INVESTIGATION OF DYNAMIC ENHANCEMENT OF LAMINAR NATURAL CONVECTION COOLING OF ELECTRONICS
Laurie Florio
Advisor: Dr. Avraham Harnoy
With the proliferation of consumer electronics devices and the increasingly demanding thermal control requirements for such devices, more effective and efficient means of cooling electronics are needed. The feasibility of alternative approaches of enhancing pure natural convection cooling is investigated in the current research. These cooling methods are intended to operate in the regime for which natural convection cooling is inadequate, yet conventional fan driven cooling is inefficient.

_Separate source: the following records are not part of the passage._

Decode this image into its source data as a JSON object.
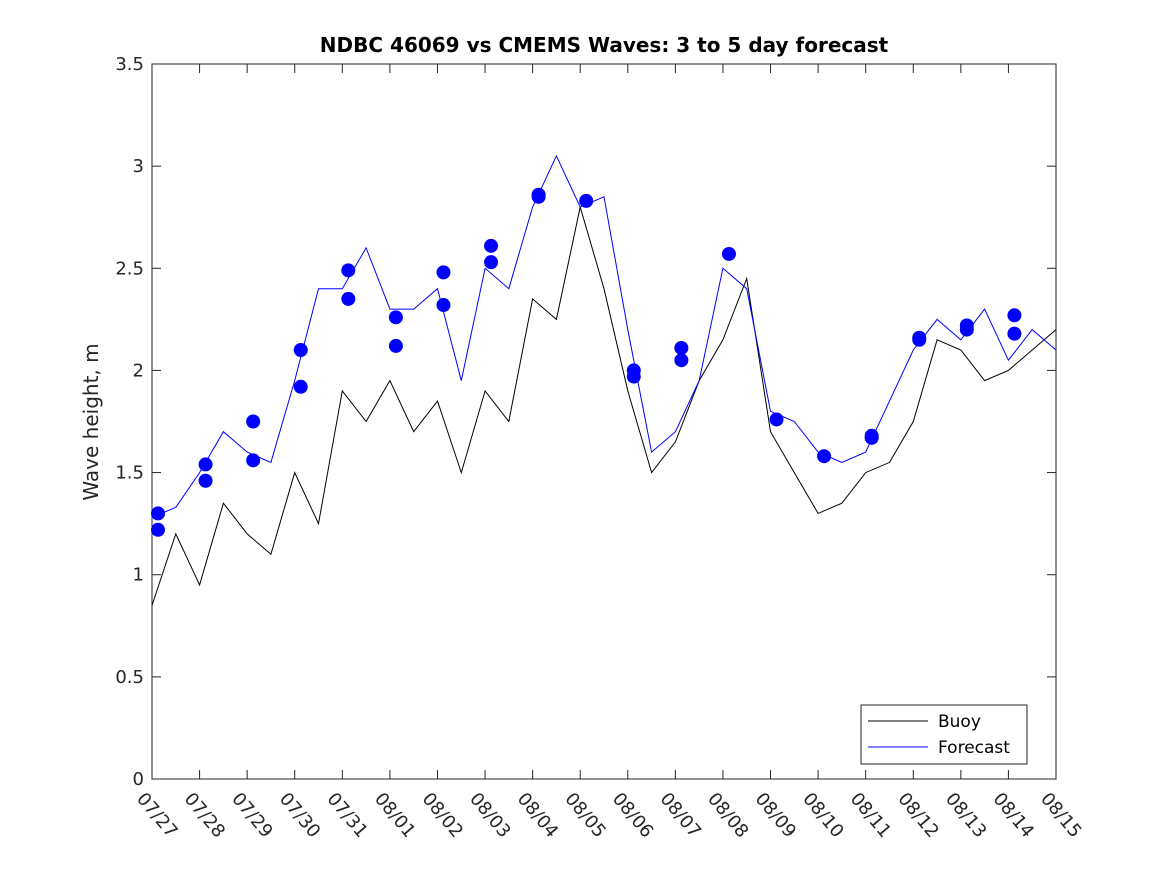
{
  "chart_data": {
    "type": "line",
    "title": "NDBC 46069 vs CMEMS Waves: 3 to 5 day forecast",
    "xlabel": "",
    "ylabel": "Wave height, m",
    "ylim": [
      0,
      3.5
    ],
    "xlim": [
      "07/27",
      "08/15"
    ],
    "grid": false,
    "legend_placement": "bottom-right",
    "x_ticks": [
      "07/27",
      "07/28",
      "07/29",
      "07/30",
      "07/31",
      "08/01",
      "08/02",
      "08/03",
      "08/04",
      "08/05",
      "08/06",
      "08/07",
      "08/08",
      "08/09",
      "08/10",
      "08/11",
      "08/12",
      "08/13",
      "08/14",
      "08/15"
    ],
    "y_ticks": [
      "0",
      "0.5",
      "1",
      "1.5",
      "2",
      "2.5",
      "3",
      "3.5"
    ],
    "colors": {
      "buoy": "#000000",
      "forecast": "#0000ff"
    },
    "series": [
      {
        "name": "Buoy",
        "x": [
          "07/27",
          "07/27 12:00",
          "07/28",
          "07/28 12:00",
          "07/29",
          "07/29 12:00",
          "07/30",
          "07/30 12:00",
          "07/31",
          "07/31 12:00",
          "08/01",
          "08/01 12:00",
          "08/02",
          "08/02 12:00",
          "08/03",
          "08/03 12:00",
          "08/04",
          "08/04 12:00",
          "08/05",
          "08/05 12:00",
          "08/06",
          "08/06 12:00",
          "08/07",
          "08/07 12:00",
          "08/08",
          "08/08 12:00",
          "08/09",
          "08/09 12:00",
          "08/10",
          "08/10 12:00",
          "08/11",
          "08/11 12:00",
          "08/12",
          "08/12 12:00",
          "08/13",
          "08/13 12:00",
          "08/14",
          "08/14 12:00",
          "08/15"
        ],
        "values": [
          0.85,
          1.2,
          0.95,
          1.35,
          1.2,
          1.1,
          1.5,
          1.25,
          1.9,
          1.75,
          1.95,
          1.7,
          1.85,
          1.5,
          1.9,
          1.75,
          2.35,
          2.25,
          2.8,
          2.4,
          1.9,
          1.5,
          1.65,
          1.95,
          2.15,
          2.45,
          1.7,
          1.5,
          1.3,
          1.35,
          1.5,
          1.55,
          1.75,
          2.15,
          2.1,
          1.95,
          2.0,
          2.1,
          2.2
        ]
      },
      {
        "name": "Forecast",
        "x": [
          "07/27",
          "07/27 12:00",
          "07/28",
          "07/28 12:00",
          "07/29",
          "07/29 12:00",
          "07/30",
          "07/30 12:00",
          "07/31",
          "07/31 12:00",
          "08/01",
          "08/01 12:00",
          "08/02",
          "08/02 12:00",
          "08/03",
          "08/03 12:00",
          "08/04",
          "08/04 12:00",
          "08/05",
          "08/05 12:00",
          "08/06",
          "08/06 12:00",
          "08/07",
          "08/07 12:00",
          "08/08",
          "08/08 12:00",
          "08/09",
          "08/09 12:00",
          "08/10",
          "08/10 12:00",
          "08/11",
          "08/11 12:00",
          "08/12",
          "08/12 12:00",
          "08/13",
          "08/13 12:00",
          "08/14",
          "08/14 12:00",
          "08/15"
        ],
        "values": [
          1.28,
          1.33,
          1.5,
          1.7,
          1.6,
          1.55,
          1.95,
          2.4,
          2.4,
          2.6,
          2.3,
          2.3,
          2.4,
          1.95,
          2.5,
          2.4,
          2.8,
          3.05,
          2.8,
          2.85,
          2.2,
          1.6,
          1.7,
          1.95,
          2.5,
          2.4,
          1.8,
          1.75,
          1.6,
          1.55,
          1.6,
          1.85,
          2.1,
          2.25,
          2.15,
          2.3,
          2.05,
          2.2,
          2.1
        ]
      }
    ],
    "markers": {
      "series": "Forecast",
      "points": [
        {
          "x": "07/27",
          "y": 1.3
        },
        {
          "x": "07/27",
          "y": 1.22
        },
        {
          "x": "07/28",
          "y": 1.54
        },
        {
          "x": "07/28",
          "y": 1.46
        },
        {
          "x": "07/29",
          "y": 1.75
        },
        {
          "x": "07/29",
          "y": 1.56
        },
        {
          "x": "07/30",
          "y": 2.1
        },
        {
          "x": "07/30",
          "y": 1.92
        },
        {
          "x": "07/31",
          "y": 2.49
        },
        {
          "x": "07/31",
          "y": 2.35
        },
        {
          "x": "08/01",
          "y": 2.26
        },
        {
          "x": "08/01",
          "y": 2.12
        },
        {
          "x": "08/02",
          "y": 2.48
        },
        {
          "x": "08/02",
          "y": 2.32
        },
        {
          "x": "08/03",
          "y": 2.61
        },
        {
          "x": "08/03",
          "y": 2.53
        },
        {
          "x": "08/04",
          "y": 2.86
        },
        {
          "x": "08/04",
          "y": 2.85
        },
        {
          "x": "08/05",
          "y": 2.83
        },
        {
          "x": "08/06",
          "y": 2.0
        },
        {
          "x": "08/06",
          "y": 1.97
        },
        {
          "x": "08/07",
          "y": 2.11
        },
        {
          "x": "08/07",
          "y": 2.05
        },
        {
          "x": "08/08",
          "y": 2.57
        },
        {
          "x": "08/09",
          "y": 1.76
        },
        {
          "x": "08/10",
          "y": 1.58
        },
        {
          "x": "08/11",
          "y": 1.67
        },
        {
          "x": "08/11",
          "y": 1.68
        },
        {
          "x": "08/12",
          "y": 2.16
        },
        {
          "x": "08/12",
          "y": 2.15
        },
        {
          "x": "08/13",
          "y": 2.22
        },
        {
          "x": "08/13",
          "y": 2.2
        },
        {
          "x": "08/14",
          "y": 2.27
        },
        {
          "x": "08/14",
          "y": 2.18
        }
      ]
    }
  }
}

This presentation will focus on the results of a two-dimensional laminar flow numerical investigation into the feasibility of the use of transversely oscillating vibration sources placed in the immediate vicinity of heat sources for localized enhancement of laminar natural convection in a vertically oriented channel. Both a constant heat flux plate heat source and a constant volumetric heat source rectangular solid are used. For a given channel geometry, the oscillation parameters and oscillation source location are varied to determine their impact on any potential cooling effect. The results of these parametric numerical studies allow for the determination of measures of the potential cooling effect of the method including the time averaged local heat transfer coefficients and time averaged average heat transfer coefficients. Based on the information gathered in the study, a well-informed judgment as to the feasibility of such a cooling enhancement technique can be made.
The results of this investigation indicate that the use of transverse oscillation sources placed in the immediate vicinity of the heat sources has the potential for significant heat transfer enhancement over a range of viable oscillation and geometric parameters. By promoting improved fluid mixing in the heat source vicinity, the oscillation sources act to increase the velocity gradients in the fluid nearby the heat source, causing increased temperature gradients in the nearby fluid and increased heat removal. Improvement in the local heat transfer coefficients of as much as 83% was found for certain parameter values. In addition, the cooling effect was found to be localized, and, thus, this method may be useful in the cooling of specifically targeted locations.